Les sculptures d’Ousmane Sow sont entrées dans l’Histoire

Pierre Barbancey
Vendredi, 2 Décembre, 2016
L'Humanité

 

Ousmane Sow, à Lyon en 1999. Photo : Eric Cabanis/AFP
Ousmane Sow, à Lyon en 1999. Photo : Eric Cabanis/AFP

L’artiste sénégalais s’est éteint, hier, à Dakar. Il avait 81 ans. Entré tardivement dans le monde de l’art, il a transcendé les sculptures avec des œuvres monumentales, des figures plus épiques que réalistes mais à la représentation si humaine.

Pourquoi, en apprenant, jeudi, la disparition à 81 ans d’Ousmane Sow, artiste sénégalais majeur, ai-je tout d’un coup songé en utilisant une expression aujourd’hui désuète mais qu’affectionnait ma grand-mère, pourtant non croyante : « On lui donnerait le bon dieu sans confession. » Un collier de barbe blanche, un air espiègle, des yeux toujours rieurs, des mains prêtes à modeler tout ce qui pouvait tomber à leur portée. Oui, c’est comme cela qu’il m’est apparu lors de l’entretien réalisé pour l’Humanité, à l’occasion de son exposition réalisée à Paris, sur le pont des Arts. C’était en 1999. Il présentait ses dernières statues mises en scène pour figurer la fameuse bataille de Little Big Horn, dernière victoire remportée par les Sioux, les Arapahos et les Cheyennes sur le 7e de cavalerie du général Custer, en 1876. La mention a son importance. Lui qui avait représenté les Peuls, les Noubas, les Massaï, peuples africains, s’intéressait soudainement aux « native Americans ». Il s’en expliquait ainsi dans nos colonnes : « Les Indiens sont plus près des Africains que bien d’autres peuples. Il n’est qu’à considérer leur mode de vie, leurs croyances. Cette vie quotidienne s’apparente à celle des tribus africaines. Il y a donc une logique, une continuité dans mon travail. » On pourrait ajouter qu’étrangement, les Occidentaux se sont comportés vis-à-vis des Indiens comme pour les Africains, en les colonisant, en pillant leurs terres et, bien souvent, en les parquant dans des lieux appelés réserves ici, bantoustans là ou tout simplement bidonvilles.

Né à Dakar, ce n’est qu’à 50 ans qu’il devient artiste

C’est un fait, Ousmane Sow s’est toujours intéressé à l’homme.
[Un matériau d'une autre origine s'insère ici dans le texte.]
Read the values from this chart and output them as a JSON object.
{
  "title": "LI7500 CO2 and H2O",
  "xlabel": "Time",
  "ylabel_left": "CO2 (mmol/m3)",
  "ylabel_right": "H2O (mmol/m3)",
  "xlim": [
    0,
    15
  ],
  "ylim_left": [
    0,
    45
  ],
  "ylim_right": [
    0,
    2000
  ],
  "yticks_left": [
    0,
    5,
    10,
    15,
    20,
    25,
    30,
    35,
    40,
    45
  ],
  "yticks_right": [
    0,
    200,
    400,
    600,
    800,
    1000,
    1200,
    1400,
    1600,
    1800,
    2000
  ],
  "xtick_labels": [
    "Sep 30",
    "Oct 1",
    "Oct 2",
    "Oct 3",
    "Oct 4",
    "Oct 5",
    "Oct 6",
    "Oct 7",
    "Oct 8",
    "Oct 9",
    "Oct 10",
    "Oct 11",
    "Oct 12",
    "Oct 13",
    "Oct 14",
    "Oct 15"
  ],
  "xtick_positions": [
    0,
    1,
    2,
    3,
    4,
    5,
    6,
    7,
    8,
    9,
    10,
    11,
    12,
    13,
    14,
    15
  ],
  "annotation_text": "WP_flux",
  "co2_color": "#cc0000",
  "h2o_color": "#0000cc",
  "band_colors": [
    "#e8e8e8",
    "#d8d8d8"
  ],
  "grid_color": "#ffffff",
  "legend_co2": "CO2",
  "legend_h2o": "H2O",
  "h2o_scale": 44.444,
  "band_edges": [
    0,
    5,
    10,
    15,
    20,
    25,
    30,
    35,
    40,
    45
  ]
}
Est-ce à cause de son premier métier, kinésithérapeute ? Il y a sans doute de cela même si la sculpture de l’a jamais lâché. Né le 10 octobre 1935 à Dakar, il n’est devenu artiste qu’à 50 ans après avoir exercé comme rééducateur en banlieue parisienne et au Sénégal. Sa connaissance des muscles et de l’anatomie lui servira pour ses créations. « Je peux me bander les yeux et faire un corps humain de la tête aux pieds », aimait-il à dire. Et c’était vrai. Pour preuve, la technique qu’il a mise au point. « Il y a au départ des déchets de colle altérée que je laisse macérer et que je mélange à une vingtaine de produits qui finissent par donner un produit onctueux et souple. À la base de la construction, il y a une armature en fer à béton que je recouvre avec une paille plastique imperméable, elle-même recouverte de toile de jute. C’est à partir de là que je travaille au relief musculaire. J’enveloppe ensuite l’ensemble dans un tissu que je recouvre d’argile. Mais l’argile n’est pas indispensable. Je l’utilise uniquement pour accrocher la lumière quand c’est trop lisse », confiait-il encore.
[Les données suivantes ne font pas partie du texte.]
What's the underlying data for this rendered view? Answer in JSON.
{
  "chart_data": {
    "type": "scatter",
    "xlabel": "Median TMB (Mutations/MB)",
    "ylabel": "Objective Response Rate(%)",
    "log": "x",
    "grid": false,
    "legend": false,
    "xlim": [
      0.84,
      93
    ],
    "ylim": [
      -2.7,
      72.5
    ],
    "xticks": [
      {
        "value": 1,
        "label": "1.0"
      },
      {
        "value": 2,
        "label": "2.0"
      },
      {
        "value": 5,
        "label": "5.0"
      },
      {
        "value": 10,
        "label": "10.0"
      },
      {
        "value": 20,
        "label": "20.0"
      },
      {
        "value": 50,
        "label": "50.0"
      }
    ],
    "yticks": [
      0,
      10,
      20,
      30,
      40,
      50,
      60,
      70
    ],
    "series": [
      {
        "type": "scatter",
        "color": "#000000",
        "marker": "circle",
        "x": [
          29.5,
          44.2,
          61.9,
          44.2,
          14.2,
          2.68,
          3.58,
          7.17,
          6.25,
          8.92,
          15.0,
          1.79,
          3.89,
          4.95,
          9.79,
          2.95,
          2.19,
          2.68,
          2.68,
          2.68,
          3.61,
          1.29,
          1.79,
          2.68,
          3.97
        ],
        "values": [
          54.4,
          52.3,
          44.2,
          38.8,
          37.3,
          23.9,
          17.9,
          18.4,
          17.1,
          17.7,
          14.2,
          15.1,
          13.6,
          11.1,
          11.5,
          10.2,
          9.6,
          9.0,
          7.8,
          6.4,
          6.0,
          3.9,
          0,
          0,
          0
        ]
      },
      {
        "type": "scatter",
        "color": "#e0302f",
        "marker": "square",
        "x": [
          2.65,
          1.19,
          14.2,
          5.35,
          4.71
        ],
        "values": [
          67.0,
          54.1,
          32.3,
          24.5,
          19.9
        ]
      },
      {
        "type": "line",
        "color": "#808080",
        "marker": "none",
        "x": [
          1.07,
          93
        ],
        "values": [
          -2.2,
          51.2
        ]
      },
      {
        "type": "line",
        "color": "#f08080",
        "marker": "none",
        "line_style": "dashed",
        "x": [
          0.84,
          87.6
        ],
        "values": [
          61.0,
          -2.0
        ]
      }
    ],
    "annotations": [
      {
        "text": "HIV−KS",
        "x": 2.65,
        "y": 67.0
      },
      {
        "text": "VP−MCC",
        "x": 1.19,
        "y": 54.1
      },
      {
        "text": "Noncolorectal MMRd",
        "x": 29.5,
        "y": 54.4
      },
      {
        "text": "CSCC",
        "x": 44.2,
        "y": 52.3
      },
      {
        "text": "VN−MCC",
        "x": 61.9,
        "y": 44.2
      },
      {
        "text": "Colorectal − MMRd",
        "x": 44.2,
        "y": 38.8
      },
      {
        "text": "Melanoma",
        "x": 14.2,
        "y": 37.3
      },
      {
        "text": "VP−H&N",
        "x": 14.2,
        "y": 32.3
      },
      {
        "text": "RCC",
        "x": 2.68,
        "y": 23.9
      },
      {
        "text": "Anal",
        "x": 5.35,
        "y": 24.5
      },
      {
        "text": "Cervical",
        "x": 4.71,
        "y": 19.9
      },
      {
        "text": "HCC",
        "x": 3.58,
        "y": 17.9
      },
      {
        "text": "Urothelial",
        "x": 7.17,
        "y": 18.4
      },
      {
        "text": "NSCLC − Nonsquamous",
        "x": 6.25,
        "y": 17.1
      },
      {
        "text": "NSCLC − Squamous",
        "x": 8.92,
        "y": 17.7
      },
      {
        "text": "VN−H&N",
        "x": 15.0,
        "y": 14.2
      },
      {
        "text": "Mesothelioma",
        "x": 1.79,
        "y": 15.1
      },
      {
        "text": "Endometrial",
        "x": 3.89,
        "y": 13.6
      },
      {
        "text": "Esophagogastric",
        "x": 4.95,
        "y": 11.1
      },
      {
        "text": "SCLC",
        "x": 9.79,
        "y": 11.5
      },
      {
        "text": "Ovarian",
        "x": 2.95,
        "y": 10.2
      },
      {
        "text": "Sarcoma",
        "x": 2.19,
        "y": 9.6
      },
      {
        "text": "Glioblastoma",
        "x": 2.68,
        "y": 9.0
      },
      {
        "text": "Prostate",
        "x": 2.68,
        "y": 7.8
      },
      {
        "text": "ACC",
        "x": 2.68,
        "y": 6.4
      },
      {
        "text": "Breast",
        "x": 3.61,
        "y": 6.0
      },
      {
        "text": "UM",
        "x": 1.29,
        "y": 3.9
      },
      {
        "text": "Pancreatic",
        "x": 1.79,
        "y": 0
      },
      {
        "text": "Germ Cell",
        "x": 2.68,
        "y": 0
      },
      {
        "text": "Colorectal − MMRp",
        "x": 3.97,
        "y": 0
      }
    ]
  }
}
Le résultat est d’autant plus étonnant que ses « hommes-sculptures » sont d’un format impressionnant. À l’image de l’artiste lui-même et plus encore. Mais, qu’il s’agisse de son matériau secret ou des pièces de bronze – technique qu’il disait avoir empruntée à l’oba du Bénin, qui coulait dans le bronze la tête décapitée de ses ennemis et l’envoyait à leur descendance afin de briser toute velléité de vengeance ultérieure ! –, à dire vrai, les figures qu’il façonne sont plus épiques que réalistes. Paradoxalement, elles n’en trouvent que plus de vie. Quelle est cette émotion qui étreint à proximité de ces redoutables guerriers zoulous ? D’où provient ce sentiment parfois d’écrasement, une autre fois de quiétude ? Ne serait-ce pas justement l’ambivalence humaine qui peut protéger et détruire tout en même temps ? Ousmane Sow le savait trop bien qui, même lorsqu’il utilisait de la couleur, au bout de plusieurs années seulement, prenait garde à ne pas transformer ses sculptures en grosses têtes de carnaval. Respect de l’œuvre créée tout autant que du modèle culturel.

« Je suis un sculpteur d’Afrique mais pas d’art africain »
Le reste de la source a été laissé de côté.